Credit: National Snow and Ice Data Center 

Going out on a limb here, it would appear, looking by eye, that a downward curving, exponential line would fit the data points better than a linear regression (straight line).  In which case we can expect, in the coming years, some very low ice extents  in September, rivalling and exceeding the 2012 values.  In other words, ice melt is accelerating.  Even if the decrease in ice extent only continues as per the linear trend line, the Arctic will be ice free in a couple of decades.  If ice decrease is actually accelerating, we only have a few years to go.

Note that here we are talking about the ice extent in the middle of September when it is its lowest.  Following a zero ice extent on September, with small ups and downs, the ice free period will increase year by year.

If you want to see what ice volume has been doing click here

One further point.  In a previous blog, I described how Coriolis tends to concentrate surface water and ice into the centre of high pressure (sunny weather) systems while low pressure systems (cloudy weather)  spread things out that are floating on the surface.  2013 has had predominately low pressure systems and the ice extent could, to some extent be an artifice.  NSIDC measures ice coverage above 15% as complete ice coverage so spread out ice would appear as more ice even if it is not.  But let's say, for the sake of the argument that the 60% increase in ice extent is real.
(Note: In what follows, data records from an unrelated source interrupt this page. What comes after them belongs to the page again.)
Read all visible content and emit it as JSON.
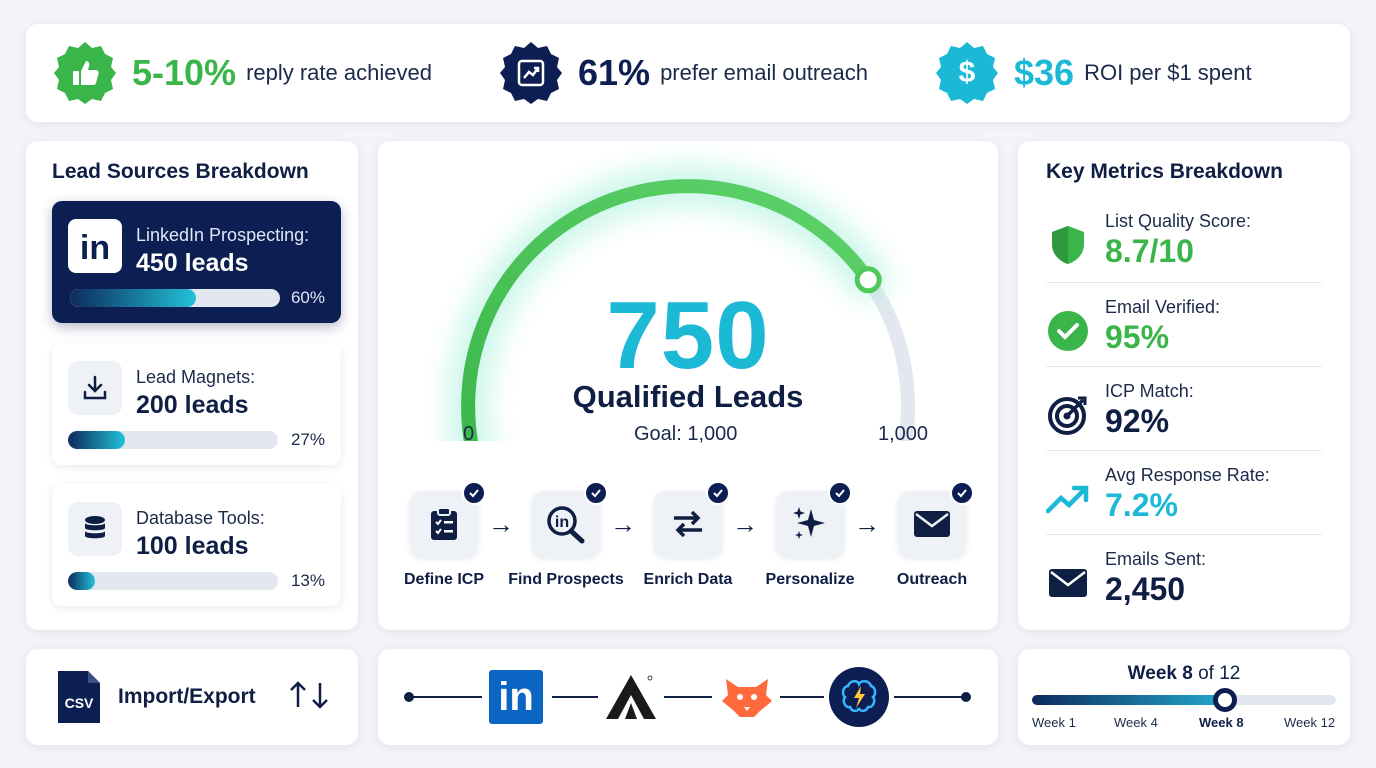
{
  "stats": [
    {
      "value": "5-10%",
      "text": "reply rate achieved",
      "color": "#3ab54a",
      "icon": "thumbs-up-icon"
    },
    {
      "value": "61%",
      "text": "prefer email outreach",
      "color": "#0d1f52",
      "icon": "chart-up-icon"
    },
    {
      "value": "$36",
      "text": "ROI per $1 spent",
      "color": "#1bb9d6",
      "icon": "dollar-icon"
    }
  ],
  "lead_sources": {
    "title": "Lead Sources Breakdown",
    "items": [
      {
        "label": "LinkedIn Prospecting:",
        "value": "450 leads",
        "percent_label": "60%",
        "percent": 60,
        "icon": "linkedin-icon"
      },
      {
        "label": "Lead Magnets:",
        "value": "200 leads",
        "percent_label": "27%",
        "percent": 27,
        "icon": "download-icon"
      },
      {
        "label": "Database Tools:",
        "value": "100 leads",
        "percent_label": "13%",
        "percent": 13,
        "icon": "database-icon"
      }
    ]
  },
  "gauge": {
    "value": "750",
    "label": "Qualified Leads",
    "goal": "Goal: 1,000",
    "min_label": "0",
    "max_label": "1,000",
    "current": 750,
    "max": 1000
  },
  "steps": [
    {
      "label": "Define ICP",
      "icon": "clipboard-icon"
    },
    {
      "label": "Find Prospects",
      "icon": "linkedin-search-icon"
    },
    {
      "label": "Enrich Data",
      "icon": "swap-arrows-icon"
    },
    {
      "label": "Personalize",
      "icon": "sparkles-icon"
    },
    {
      "label": "Outreach",
      "icon": "envelope-icon"
    }
  ],
  "key_metrics": {
    "title": "Key Metrics Breakdown",
    "items": [
      {
        "label": "List Quality Score:",
        "value": "8.7/10",
        "color": "#3ab54a",
        "icon": "shield-icon"
      },
      {
        "label": "Email Verified:",
        "value": "95%",
        "color": "#3ab54a",
        "icon": "check-circle-icon"
      },
      {
        "label": "ICP Match:",
        "value": "92%",
        "color": "#0f1f44",
        "icon": "target-icon"
      },
      {
        "label": "Avg Response Rate:",
        "value": "7.2%",
        "color": "#1bb9d6",
        "icon": "trend-up-icon"
      },
      {
        "label": "Emails Sent:",
        "value": "2,450",
        "color": "#0f1f44",
        "icon": "mail-icon"
      }
    ]
  },
  "import_export": {
    "file_badge": "CSV",
    "label": "Import/Export"
  },
  "integrations": [
    "linkedin-logo",
    "apollo-logo",
    "fox-logo",
    "ai-brain-logo"
  ],
  "integration_text": {
    "linkedin": "in"
  },
  "timeline": {
    "title_prefix": "Week 8",
    "title_suffix": " of 12",
    "current_week": 8,
    "total_weeks": 12,
    "labels": [
      "Week 1",
      "Week 4",
      "Week 8",
      "Week 12"
    ]
  }
}
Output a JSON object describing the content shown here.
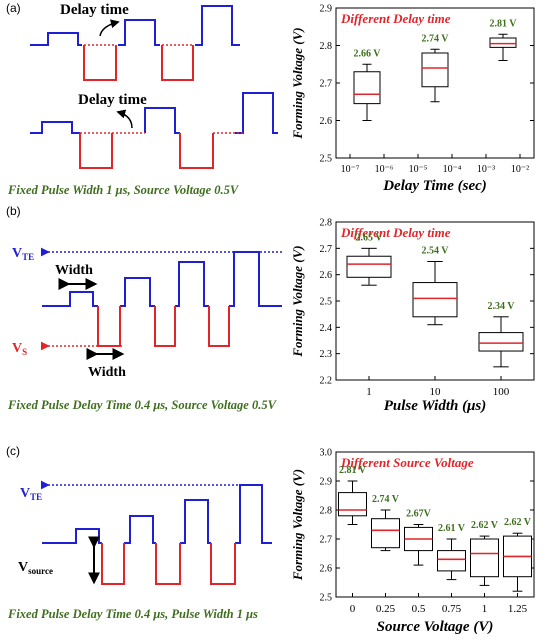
{
  "colors": {
    "blue": "#1f1fd6",
    "red": "#e0262b",
    "green": "#3f6e1f",
    "median": "#e0262b",
    "box": "#000000"
  },
  "panels": [
    {
      "label": "(a)",
      "schematic": {
        "annotations": [
          "Delay time",
          "Delay time"
        ],
        "caption": "Fixed Pulse Width 1 μs, Source Voltage 0.5V"
      }
    },
    {
      "label": "(b)",
      "schematic": {
        "annotations": [
          "Width",
          "Width"
        ],
        "vte_label": "V",
        "vte_sub": "TE",
        "vs_label": "V",
        "vs_sub": "S",
        "caption": "Fixed Pulse Delay Time 0.4 μs, Source Voltage 0.5V"
      }
    },
    {
      "label": "(c)",
      "schematic": {
        "vte_label": "V",
        "vte_sub": "TE",
        "vsource_label": "V",
        "vsource_sub": "source",
        "caption": "Fixed Pulse Delay Time 0.4 μs, Pulse Width 1 μs"
      }
    }
  ],
  "chart_data": [
    {
      "type": "box",
      "title": "Different Delay time",
      "xlabel": "Delay Time (sec)",
      "ylabel": "Forming Voltage (V)",
      "xscale": "log",
      "x_ticks": [
        "10⁻⁷",
        "10⁻⁶",
        "10⁻⁵",
        "10⁻⁴",
        "10⁻³",
        "10⁻²"
      ],
      "ylim": [
        2.5,
        2.9
      ],
      "y_ticks": [
        "2.5",
        "2.6",
        "2.7",
        "2.8",
        "2.9"
      ],
      "boxes": [
        {
          "x_exp": -6.5,
          "min": 2.6,
          "q1": 2.645,
          "median": 2.67,
          "q3": 2.73,
          "max": 2.75,
          "label": "2.66 V"
        },
        {
          "x_exp": -4.5,
          "min": 2.65,
          "q1": 2.69,
          "median": 2.74,
          "q3": 2.78,
          "max": 2.79,
          "label": "2.74 V"
        },
        {
          "x_exp": -2.5,
          "min": 2.76,
          "q1": 2.795,
          "median": 2.805,
          "q3": 2.82,
          "max": 2.83,
          "label": "2.81 V"
        }
      ]
    },
    {
      "type": "box",
      "title": "Different Delay time",
      "xlabel": "Pulse Width (μs)",
      "ylabel": "Forming Voltage (V)",
      "categories": [
        "1",
        "10",
        "100"
      ],
      "ylim": [
        2.2,
        2.8
      ],
      "y_ticks": [
        "2.2",
        "2.3",
        "2.4",
        "2.5",
        "2.6",
        "2.7",
        "2.8"
      ],
      "boxes": [
        {
          "min": 2.56,
          "q1": 2.59,
          "median": 2.64,
          "q3": 2.67,
          "max": 2.7,
          "label": "2.65 V"
        },
        {
          "min": 2.41,
          "q1": 2.44,
          "median": 2.51,
          "q3": 2.57,
          "max": 2.65,
          "label": "2.54 V"
        },
        {
          "min": 2.25,
          "q1": 2.31,
          "median": 2.34,
          "q3": 2.38,
          "max": 2.44,
          "label": "2.34 V"
        }
      ]
    },
    {
      "type": "box",
      "title": "Different Source Voltage",
      "xlabel": "Source Voltage (V)",
      "ylabel": "Forming Voltage (V)",
      "categories": [
        "0",
        "0.25",
        "0.5",
        "0.75",
        "1",
        "1.25"
      ],
      "ylim": [
        2.5,
        3.0
      ],
      "y_ticks": [
        "2.5",
        "2.6",
        "2.7",
        "2.8",
        "2.9",
        "3.0"
      ],
      "boxes": [
        {
          "min": 2.75,
          "q1": 2.78,
          "median": 2.8,
          "q3": 2.86,
          "max": 2.9,
          "label": "2.81 V"
        },
        {
          "min": 2.66,
          "q1": 2.67,
          "median": 2.73,
          "q3": 2.77,
          "max": 2.8,
          "label": "2.74 V"
        },
        {
          "min": 2.61,
          "q1": 2.66,
          "median": 2.7,
          "q3": 2.74,
          "max": 2.75,
          "label": "2.67V"
        },
        {
          "min": 2.56,
          "q1": 2.59,
          "median": 2.63,
          "q3": 2.66,
          "max": 2.7,
          "label": "2.61 V"
        },
        {
          "min": 2.54,
          "q1": 2.57,
          "median": 2.65,
          "q3": 2.7,
          "max": 2.71,
          "label": "2.62 V"
        },
        {
          "min": 2.52,
          "q1": 2.57,
          "median": 2.64,
          "q3": 2.71,
          "max": 2.72,
          "label": "2.62 V"
        }
      ]
    }
  ]
}
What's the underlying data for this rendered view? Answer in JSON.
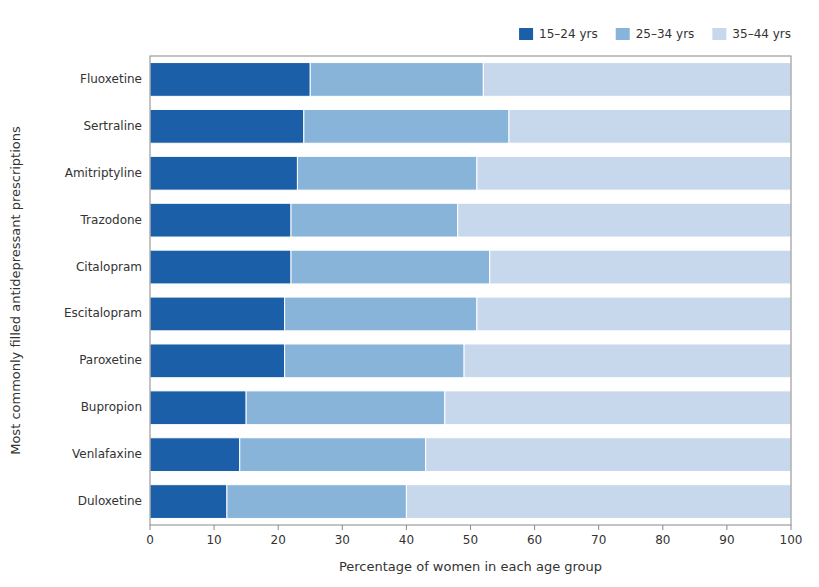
{
  "chart_data": {
    "type": "bar",
    "orientation": "horizontal",
    "stacked": true,
    "categories": [
      "Fluoxetine",
      "Sertraline",
      "Amitriptyline",
      "Trazodone",
      "Citalopram",
      "Escitalopram",
      "Paroxetine",
      "Bupropion",
      "Venlafaxine",
      "Duloxetine"
    ],
    "series": [
      {
        "name": "15–24 yrs",
        "color": "#1a5fa8",
        "values": [
          25,
          24,
          23,
          22,
          22,
          21,
          21,
          15,
          14,
          12
        ]
      },
      {
        "name": "25–34 yrs",
        "color": "#89b4d9",
        "values": [
          27,
          32,
          28,
          26,
          31,
          30,
          28,
          31,
          29,
          28
        ]
      },
      {
        "name": "35–44 yrs",
        "color": "#c8d8ec",
        "values": [
          48,
          44,
          49,
          52,
          47,
          49,
          51,
          54,
          57,
          60
        ]
      }
    ],
    "xlabel": "Percentage of women in each age group",
    "ylabel": "Most commonly filled antidepressant prescriptions",
    "xlim": [
      0,
      100
    ],
    "xticks": [
      0,
      10,
      20,
      30,
      40,
      50,
      60,
      70,
      80,
      90,
      100
    ],
    "grid": false,
    "legend": "upper right"
  }
}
The check on this should be the results from ESA (European Space Agency) satellite, Cryosat2.  By measuring free board (the height of the ice above the water), it can calculate the volume of ice in the Arctic.  As has often been mentioned, ice volume is a better measure of the true amount of ice floating on the Arctic ocean than ice extent.  It may be that I just can't find the data but if not, I would urge the ESA to release the information.  Then we could see if the ice really has increased 60% from Sept 2012 to Sept 2013.

ps.  Gaia has many mechanisms to try to keep the temperature constant on the earth (sorry about the anthropomorphism) We apparently are seeing one of them here.  With warmer Arctic water, air rises and gives rise to clouds which shade the Arctic ocean and reduce ice melt.  I wish Gaia luck in the attempt.  We are pushing her pretty hard.

This is one of the best graphs I have seen.  It shows that this year is only just a line width above the 2010 to the present average.  Not much of a recovery.  Sorry about the size. Click on the image to see a decent sized version.

You will notice that the space between successive decade averages gets wider and wider.  In other words, ice melt is not increasing linearly but is accelerating.

Just an amusing thought to finish with.  There will come a year when the ice extent is zero.  The year after that, there is likely to be a recovery.  Look at the graph.  It is a ever decreasing saw tooth pattern.  On the year after the zero ice extent, no matter what the level of the recovery, the climate change deniers will be able to claim an infinite increase in ice extent.